Friday, December 26, 2014

Lemon Velvet Cake


I am so very far behind. Painfully. So far behind that I probably will not get caught up this weekend, but I will give it the ol' Girl Scout try. Starting with the Lemon Velvet Cake recipe that I found on Pinterest and tried back in the fall. Beginning last year, I fell in love with lemons, and I've been trying a number of lemon recipes. This cake is just my latest try. And it was good... If you like the sweet-tart taste of fresh lemon products then you must give this soft delicious cake a try as well. You won't be disappointed.

1 1/4 cups sifted all purpose flour
1 1/2 cups sifted cake flour
1/2 tsp baking soda
1 1/2 tsp baking powder
1 tsp salt
1 1/2 cups sugar
2/3 cup vegetable oil or olive oil
1/3 cup unsalted butter at room temperature
1 tsp good quality vanilla extract (I prefer vanilla bean paste)
2 tsp pure lemon extract or fresh lemon juice
3 large eggs
1 1/2 cups buttermilk
zest of two small or one large lemons, grated and finely chopped



Grease and flour two 9-inch round cake pans or one 9x13 cake pan, and line the bottom with parchment paper. 


Sift together both flours, baking soda, baking powder, salt and sugar. Set aside.

In the bowl of an electric mixer beat together the vegetable oil, shortening, vanilla and lemon extract. Beat well at high speed with whisk attachment until light and fluffy.


Beat the eggs in one at a time. Fold in the lemon zest. Fold in the dry ingredients alternately with the buttermilk, beginning and ending the additions with the dry ingredients.


Do not over mix the batter. As soon as it has no lumps in the batter, pour into the prepared pan(s).
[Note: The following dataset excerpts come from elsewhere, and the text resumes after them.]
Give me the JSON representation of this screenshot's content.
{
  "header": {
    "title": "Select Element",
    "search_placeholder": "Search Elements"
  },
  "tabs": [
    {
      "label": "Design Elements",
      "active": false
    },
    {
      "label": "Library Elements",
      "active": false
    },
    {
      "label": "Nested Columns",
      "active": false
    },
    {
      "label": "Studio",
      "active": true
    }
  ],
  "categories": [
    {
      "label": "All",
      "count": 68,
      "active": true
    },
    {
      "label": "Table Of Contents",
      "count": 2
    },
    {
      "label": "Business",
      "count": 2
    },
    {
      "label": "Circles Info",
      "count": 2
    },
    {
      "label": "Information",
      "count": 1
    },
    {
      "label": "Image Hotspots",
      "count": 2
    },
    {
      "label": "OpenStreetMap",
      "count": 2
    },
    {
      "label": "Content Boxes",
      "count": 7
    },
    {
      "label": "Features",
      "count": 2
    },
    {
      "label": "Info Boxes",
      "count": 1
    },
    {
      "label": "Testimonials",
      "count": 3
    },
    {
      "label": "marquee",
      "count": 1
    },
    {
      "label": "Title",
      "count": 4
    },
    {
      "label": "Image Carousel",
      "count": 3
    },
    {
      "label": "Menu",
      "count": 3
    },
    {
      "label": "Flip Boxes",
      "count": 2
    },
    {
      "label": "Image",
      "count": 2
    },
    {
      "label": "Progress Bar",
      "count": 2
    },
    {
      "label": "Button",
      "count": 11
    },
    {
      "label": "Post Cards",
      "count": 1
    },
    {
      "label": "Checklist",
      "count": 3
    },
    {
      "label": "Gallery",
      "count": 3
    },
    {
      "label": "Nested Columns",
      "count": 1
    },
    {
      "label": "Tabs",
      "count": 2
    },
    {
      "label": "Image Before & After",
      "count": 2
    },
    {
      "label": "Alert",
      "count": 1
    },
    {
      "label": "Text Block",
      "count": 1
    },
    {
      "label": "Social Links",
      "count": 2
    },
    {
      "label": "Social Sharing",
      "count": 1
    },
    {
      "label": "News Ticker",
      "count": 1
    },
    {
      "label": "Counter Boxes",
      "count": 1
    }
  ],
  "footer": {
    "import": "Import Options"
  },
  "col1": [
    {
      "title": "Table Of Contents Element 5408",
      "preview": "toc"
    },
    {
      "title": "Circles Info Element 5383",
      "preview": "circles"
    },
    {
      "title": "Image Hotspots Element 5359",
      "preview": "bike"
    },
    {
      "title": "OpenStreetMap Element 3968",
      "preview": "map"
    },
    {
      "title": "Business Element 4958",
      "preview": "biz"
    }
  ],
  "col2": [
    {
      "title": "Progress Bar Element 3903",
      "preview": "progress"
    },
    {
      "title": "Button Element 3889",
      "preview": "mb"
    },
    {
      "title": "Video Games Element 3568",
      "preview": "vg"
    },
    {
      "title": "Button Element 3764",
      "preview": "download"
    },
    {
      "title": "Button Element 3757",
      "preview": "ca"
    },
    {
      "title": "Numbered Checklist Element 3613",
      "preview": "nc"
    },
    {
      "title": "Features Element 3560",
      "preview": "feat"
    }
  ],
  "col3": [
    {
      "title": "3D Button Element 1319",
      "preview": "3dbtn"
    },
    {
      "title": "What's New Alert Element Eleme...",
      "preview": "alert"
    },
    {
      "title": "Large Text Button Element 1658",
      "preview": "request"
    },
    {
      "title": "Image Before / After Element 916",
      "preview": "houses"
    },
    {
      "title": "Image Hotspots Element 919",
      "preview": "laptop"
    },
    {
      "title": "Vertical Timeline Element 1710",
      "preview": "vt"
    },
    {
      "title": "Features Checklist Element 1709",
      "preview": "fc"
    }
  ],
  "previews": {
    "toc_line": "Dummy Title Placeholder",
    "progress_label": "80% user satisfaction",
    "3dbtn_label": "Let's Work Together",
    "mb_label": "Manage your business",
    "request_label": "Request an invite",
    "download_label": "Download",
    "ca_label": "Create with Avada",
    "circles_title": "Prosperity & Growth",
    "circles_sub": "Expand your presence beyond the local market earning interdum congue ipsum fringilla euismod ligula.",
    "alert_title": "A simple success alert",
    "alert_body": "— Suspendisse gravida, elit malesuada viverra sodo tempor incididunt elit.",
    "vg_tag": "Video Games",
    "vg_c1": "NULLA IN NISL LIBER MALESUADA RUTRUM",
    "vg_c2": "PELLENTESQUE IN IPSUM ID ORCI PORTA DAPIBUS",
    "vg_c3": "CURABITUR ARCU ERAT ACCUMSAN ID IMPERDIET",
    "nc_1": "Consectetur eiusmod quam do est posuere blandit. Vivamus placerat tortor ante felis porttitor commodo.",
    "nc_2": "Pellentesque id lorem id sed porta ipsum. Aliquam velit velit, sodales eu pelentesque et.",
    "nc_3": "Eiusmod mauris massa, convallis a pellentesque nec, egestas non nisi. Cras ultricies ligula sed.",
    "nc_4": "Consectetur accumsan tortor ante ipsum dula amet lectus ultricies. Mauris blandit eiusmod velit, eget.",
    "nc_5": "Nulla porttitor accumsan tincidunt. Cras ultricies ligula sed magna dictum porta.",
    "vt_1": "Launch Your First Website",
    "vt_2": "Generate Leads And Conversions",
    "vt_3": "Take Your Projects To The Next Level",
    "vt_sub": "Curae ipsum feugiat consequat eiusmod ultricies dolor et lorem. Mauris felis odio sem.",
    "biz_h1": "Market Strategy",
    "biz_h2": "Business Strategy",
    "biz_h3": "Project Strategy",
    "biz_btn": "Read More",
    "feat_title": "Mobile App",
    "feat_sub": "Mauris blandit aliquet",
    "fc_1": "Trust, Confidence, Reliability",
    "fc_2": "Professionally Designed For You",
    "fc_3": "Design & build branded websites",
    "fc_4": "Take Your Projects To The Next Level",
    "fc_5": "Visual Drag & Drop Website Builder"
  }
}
Bake at 325 degrees Farenheit for 30-35 minutes or until a wooden toothpick inserted in the center comes out clean. Allow the cake to cool in the pans for 10 minutes before turning out onto wire racks to cool completely.

While cake cools, prepare the frosting.


Frosting
8 cups powdered sugar
2 cups unsalted butter
5 Tbsp lemon juice
1 Tbsp minced lemon zest (optional)
(I no longer use the milk from the original recipe)


Mix together the powdered sugar, lemon zest and butter until it becomes sort of crumbly.


Add the lemon extract and a little of the milk. Beat until smooth and fluffy, adding only enough milk to bring the frosting to a creamy spreadable consistency. Fill and frost the cake. Garnish with candied lemon zest if desired.